NAIROBI, Kenya-In Nairobi’s Industrial Area, a fast-growing smartphone assembly plant operated by M-Kopa is quietly reshaping Kenya’s technology manufacturing sector, producing up to 7,500 smartphones daily as the country pushes to become a regional electronics assembly hub.
The facility, which began operations in January 2023, now runs three assembly lines capable of producing about 150,000 smartphones monthly.
According to M-Kopa Kenya General Manager Martin King’ori, each line manufactures approximately 2,500 devices per day.
“Every line does 2,500 devices, which means per day, 7,500. Monthly, we can comfortably do 150,000,” King’ori told Business Daily.
The factory represents one of the clearest signs yet of Kenya’s growing ambitions in local electronics manufacturing, driven largely by government tax incentives aimed at reducing dependence on imported devices.
M-Kopa initially partnered with Finnish phone maker HMD Global, the manufacturer of Nokia-branded phones, before shifting focus primarily to its own branded smartphones targeted at low-income consumers.
The company assembles devices using components sourced mainly from original design manufacturers (ODMs) in China, with the process involving installation of more than 55 individual parts, including cameras, storage chips, connectors, and charging ports.
Android software is later installed using licensed systems from Google.
Kenya’s local smartphone assembly push accelerated after the government introduced a 10 P.c excise duty on imported phones in addition to the existing 25 P.c import duty.
Later, in June 2023, the government zero-rated locally assembled phones, making domestic production more financially viable.
King’ori said the policy changes significantly boosted output.
“Today, we have done 3.2 million devices,” he said, adding that the company crossed the one-million-unit mark within a year of operations.
M-Kopa’s business model relies heavily on pay-as-you-go financing, allowing customers to acquire smartphones through instalment plans.
Devices can be remotely locked if repayments are not completed, a model that has expanded smartphone access among lower-income users.
Alongside manufacturing, the company also runs a refurbishment unit that repairs and resells used devices at lower prices.
The facility currently refurbishes about 500 phones daily and can increase output to 800 units based on demand. More than 300,000 phones have already been refurbished, according to the company.
The broader local assembly sector is also attracting other players.
East Africa Device Assembly Kenya (EADAK), a Safaricom-led joint venture involving Jamii Telecom and Chinese partners, disclosed that it sold 360,000 locally assembled smartphones during its first full year of operations at its Athi River plant.
Safaricom Chief Executive Peter Ndegwa previously said locally assembled smartphones could be up to 30 P.c cheaper than imported devices, helping increase access to 4G-enabled phones.
M-Kopa says it currently employs about 450 workers, 40 P.c of whom are women, while also supporting a distribution network of roughly 15,000 agents.
However, manufacturers continue to face policy and taxation challenges.

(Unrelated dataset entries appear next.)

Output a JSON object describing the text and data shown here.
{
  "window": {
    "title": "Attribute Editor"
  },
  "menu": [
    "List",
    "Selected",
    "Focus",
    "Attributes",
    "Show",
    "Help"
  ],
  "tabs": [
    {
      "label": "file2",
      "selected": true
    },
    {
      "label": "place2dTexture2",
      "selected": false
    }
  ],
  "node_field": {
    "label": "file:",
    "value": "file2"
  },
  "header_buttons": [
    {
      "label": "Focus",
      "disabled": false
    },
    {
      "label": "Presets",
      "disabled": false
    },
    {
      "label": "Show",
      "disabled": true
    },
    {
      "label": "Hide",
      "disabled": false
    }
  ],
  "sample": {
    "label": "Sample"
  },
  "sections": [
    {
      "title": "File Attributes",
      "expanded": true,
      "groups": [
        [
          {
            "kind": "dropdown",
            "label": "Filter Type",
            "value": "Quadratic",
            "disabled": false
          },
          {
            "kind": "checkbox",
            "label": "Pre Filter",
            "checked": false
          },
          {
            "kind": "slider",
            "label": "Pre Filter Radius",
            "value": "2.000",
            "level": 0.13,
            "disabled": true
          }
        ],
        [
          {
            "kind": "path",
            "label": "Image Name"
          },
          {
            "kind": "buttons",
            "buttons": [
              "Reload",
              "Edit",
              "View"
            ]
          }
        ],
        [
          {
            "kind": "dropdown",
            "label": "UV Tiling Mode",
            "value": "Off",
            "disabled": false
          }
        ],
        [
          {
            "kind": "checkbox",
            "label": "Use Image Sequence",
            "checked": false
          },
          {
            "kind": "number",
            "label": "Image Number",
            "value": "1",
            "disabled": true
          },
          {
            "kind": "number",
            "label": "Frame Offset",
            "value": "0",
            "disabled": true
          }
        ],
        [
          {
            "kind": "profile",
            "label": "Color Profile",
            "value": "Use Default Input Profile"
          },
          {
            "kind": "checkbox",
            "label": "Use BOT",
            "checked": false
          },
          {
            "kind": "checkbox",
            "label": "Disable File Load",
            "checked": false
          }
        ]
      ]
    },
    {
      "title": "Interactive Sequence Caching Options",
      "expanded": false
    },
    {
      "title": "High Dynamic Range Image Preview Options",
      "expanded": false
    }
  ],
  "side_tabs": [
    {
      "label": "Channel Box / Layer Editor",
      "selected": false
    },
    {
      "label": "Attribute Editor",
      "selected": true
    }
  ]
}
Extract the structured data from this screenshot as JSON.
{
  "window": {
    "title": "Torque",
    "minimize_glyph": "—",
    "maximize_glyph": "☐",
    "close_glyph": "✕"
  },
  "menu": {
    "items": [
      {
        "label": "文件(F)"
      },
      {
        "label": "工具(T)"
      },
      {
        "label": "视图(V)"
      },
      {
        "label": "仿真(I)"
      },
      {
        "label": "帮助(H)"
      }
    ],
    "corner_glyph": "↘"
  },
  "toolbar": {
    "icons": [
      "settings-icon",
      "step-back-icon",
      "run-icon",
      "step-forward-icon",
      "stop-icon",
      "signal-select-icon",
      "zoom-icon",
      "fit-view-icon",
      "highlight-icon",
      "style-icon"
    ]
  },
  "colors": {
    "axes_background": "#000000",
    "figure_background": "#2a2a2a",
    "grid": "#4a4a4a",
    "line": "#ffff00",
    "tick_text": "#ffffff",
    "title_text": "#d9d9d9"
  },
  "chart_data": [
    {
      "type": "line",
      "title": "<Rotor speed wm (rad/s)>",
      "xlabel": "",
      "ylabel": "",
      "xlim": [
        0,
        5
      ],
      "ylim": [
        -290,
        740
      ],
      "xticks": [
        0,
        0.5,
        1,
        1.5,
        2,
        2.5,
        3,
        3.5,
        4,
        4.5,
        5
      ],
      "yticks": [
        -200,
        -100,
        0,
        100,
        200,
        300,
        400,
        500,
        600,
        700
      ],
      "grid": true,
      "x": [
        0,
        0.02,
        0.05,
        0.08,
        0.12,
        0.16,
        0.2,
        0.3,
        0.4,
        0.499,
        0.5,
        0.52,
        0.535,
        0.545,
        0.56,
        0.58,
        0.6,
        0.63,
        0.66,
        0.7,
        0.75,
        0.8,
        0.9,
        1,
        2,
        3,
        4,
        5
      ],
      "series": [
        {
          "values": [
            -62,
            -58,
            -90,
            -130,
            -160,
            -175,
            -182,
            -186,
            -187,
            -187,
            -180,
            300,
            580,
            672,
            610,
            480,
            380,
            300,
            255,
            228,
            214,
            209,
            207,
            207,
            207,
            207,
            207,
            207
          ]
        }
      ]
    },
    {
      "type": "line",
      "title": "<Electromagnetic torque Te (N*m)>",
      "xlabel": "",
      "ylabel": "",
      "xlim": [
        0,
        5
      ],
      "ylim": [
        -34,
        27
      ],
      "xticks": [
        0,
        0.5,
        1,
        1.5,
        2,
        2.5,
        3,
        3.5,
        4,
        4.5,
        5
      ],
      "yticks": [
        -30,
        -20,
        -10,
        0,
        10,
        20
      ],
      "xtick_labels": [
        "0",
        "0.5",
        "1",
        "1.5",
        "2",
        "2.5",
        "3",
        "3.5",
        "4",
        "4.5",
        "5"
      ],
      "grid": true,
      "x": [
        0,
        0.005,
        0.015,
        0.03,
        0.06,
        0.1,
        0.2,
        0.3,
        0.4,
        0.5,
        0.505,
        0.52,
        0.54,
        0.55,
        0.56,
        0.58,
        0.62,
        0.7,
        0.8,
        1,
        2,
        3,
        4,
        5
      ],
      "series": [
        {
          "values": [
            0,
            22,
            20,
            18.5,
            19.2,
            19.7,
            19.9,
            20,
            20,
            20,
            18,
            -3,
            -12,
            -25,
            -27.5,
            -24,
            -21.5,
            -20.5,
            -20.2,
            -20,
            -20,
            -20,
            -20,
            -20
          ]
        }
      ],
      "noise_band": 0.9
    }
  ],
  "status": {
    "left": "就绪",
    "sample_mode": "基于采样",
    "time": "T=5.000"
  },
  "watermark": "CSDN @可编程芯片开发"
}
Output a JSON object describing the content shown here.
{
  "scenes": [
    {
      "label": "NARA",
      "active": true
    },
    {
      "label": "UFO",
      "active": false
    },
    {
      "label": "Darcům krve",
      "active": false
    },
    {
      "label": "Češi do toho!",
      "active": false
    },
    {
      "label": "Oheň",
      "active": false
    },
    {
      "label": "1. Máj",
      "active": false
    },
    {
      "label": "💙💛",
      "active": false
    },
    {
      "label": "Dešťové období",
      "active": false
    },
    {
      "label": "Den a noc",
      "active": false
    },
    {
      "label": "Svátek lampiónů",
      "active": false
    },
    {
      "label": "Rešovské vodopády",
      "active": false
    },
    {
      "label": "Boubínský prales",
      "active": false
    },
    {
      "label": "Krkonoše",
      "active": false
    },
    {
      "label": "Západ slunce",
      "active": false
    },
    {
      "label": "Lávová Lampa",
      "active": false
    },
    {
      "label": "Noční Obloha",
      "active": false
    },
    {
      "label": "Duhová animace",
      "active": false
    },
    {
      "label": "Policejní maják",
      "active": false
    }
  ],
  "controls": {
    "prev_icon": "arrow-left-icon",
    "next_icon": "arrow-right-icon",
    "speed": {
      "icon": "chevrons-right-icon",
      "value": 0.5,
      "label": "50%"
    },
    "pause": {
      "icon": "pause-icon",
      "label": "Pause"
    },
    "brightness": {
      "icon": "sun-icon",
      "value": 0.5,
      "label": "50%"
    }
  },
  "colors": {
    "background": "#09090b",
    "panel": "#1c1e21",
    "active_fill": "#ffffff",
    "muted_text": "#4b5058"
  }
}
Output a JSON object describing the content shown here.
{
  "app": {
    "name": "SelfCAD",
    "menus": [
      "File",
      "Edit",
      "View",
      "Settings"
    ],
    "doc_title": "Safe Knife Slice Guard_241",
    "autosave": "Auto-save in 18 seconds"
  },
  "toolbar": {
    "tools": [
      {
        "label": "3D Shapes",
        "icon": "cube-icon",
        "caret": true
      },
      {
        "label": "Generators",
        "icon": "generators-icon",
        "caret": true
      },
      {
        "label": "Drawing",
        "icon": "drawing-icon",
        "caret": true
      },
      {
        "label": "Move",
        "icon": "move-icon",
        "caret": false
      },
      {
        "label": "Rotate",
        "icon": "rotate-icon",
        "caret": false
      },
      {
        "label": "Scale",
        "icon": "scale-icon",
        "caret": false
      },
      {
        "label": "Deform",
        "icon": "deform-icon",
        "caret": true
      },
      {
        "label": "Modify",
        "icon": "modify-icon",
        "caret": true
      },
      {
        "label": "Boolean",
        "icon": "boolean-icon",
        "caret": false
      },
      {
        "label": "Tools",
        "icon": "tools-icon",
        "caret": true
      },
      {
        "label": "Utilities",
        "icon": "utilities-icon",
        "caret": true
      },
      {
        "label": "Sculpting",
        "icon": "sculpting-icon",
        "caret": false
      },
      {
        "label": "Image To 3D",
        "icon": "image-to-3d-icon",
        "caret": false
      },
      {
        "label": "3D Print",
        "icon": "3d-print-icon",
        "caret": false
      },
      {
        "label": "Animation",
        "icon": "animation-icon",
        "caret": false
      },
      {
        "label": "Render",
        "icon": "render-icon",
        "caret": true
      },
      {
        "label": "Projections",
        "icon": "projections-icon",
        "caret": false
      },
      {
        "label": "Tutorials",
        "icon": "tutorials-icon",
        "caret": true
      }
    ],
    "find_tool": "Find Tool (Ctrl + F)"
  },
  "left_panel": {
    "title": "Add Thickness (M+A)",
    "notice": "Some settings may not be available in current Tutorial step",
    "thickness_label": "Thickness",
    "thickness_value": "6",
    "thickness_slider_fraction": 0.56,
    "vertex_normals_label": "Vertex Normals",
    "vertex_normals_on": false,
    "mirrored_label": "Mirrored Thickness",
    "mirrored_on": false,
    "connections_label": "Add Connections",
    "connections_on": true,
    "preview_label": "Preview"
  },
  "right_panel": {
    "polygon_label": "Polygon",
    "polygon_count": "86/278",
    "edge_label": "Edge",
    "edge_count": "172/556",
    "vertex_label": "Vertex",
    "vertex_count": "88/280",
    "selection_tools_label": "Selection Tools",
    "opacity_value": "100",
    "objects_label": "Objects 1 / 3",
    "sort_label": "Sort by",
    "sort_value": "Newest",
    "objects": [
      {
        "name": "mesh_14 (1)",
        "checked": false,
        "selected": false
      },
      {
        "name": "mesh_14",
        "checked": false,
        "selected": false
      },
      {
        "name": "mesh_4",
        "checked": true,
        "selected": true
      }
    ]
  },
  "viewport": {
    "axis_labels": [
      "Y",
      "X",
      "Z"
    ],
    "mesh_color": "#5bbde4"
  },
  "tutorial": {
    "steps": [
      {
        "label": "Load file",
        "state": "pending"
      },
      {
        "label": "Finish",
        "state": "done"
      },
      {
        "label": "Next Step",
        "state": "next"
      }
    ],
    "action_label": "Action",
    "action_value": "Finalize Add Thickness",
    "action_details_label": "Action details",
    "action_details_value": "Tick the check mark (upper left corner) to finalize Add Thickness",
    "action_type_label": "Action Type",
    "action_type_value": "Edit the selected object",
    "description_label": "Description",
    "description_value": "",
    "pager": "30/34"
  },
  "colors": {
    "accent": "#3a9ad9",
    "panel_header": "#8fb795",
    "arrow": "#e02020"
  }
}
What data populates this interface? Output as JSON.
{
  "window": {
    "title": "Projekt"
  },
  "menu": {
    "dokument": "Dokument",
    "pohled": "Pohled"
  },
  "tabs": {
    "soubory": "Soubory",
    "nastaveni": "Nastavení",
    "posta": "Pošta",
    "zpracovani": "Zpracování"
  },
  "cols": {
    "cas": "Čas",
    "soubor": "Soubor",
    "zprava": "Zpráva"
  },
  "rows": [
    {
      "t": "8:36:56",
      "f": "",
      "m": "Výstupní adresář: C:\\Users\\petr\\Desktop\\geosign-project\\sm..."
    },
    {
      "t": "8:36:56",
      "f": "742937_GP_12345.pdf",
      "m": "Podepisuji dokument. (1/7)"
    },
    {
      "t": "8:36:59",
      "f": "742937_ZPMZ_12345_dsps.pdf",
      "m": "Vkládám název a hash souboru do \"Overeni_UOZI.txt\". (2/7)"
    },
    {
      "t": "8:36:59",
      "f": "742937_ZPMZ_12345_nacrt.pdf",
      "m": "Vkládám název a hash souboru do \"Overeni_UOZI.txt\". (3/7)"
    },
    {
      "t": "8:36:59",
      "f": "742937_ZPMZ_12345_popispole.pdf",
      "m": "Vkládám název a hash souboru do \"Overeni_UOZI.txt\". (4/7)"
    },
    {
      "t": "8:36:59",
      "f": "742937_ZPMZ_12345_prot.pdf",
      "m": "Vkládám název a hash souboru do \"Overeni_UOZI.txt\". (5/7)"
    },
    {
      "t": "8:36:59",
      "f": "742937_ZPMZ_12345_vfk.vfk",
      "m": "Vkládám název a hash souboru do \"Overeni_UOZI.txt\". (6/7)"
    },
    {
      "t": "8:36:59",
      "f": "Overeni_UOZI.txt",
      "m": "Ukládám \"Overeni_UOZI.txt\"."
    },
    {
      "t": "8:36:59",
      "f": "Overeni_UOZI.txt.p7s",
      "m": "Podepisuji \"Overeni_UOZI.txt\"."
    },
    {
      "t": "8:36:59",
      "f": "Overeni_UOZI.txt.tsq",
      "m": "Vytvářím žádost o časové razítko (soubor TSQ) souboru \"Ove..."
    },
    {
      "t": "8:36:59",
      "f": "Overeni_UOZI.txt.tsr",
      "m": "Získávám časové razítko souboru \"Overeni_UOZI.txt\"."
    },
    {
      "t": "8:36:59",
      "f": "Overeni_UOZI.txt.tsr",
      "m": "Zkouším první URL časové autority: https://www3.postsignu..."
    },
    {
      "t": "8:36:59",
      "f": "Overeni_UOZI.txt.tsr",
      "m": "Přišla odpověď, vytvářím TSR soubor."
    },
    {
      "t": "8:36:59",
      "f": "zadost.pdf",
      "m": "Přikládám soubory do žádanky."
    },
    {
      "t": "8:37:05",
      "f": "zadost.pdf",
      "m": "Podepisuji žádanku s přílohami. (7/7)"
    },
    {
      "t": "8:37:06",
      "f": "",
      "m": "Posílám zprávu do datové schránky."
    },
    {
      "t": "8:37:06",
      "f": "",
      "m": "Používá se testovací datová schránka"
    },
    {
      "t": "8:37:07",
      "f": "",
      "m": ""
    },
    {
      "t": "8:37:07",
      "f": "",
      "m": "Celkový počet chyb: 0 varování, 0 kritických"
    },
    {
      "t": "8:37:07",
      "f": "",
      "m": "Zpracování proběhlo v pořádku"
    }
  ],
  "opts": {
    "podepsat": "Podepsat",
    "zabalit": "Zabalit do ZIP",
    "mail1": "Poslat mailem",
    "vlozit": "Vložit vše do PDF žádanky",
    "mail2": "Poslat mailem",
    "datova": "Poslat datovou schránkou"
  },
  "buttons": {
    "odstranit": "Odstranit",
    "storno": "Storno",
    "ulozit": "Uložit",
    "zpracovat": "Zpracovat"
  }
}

While finished smartphones are zero-rated, imported components still attract 16 P.c VAT, which firms must reclaim through tax refunds, a process manufacturers say delays cash flow and ties up working capital.
The sector also faces competition from untaxed or illegally imported devices entering the Kenyan market through unofficial channels.
Still, Kenya’s local smartphone industry is gaining momentum as the country pushes digital inclusion and transitions toward modern device standards, including a recent move requiring USB Type-C charging ports for all phones sold locally.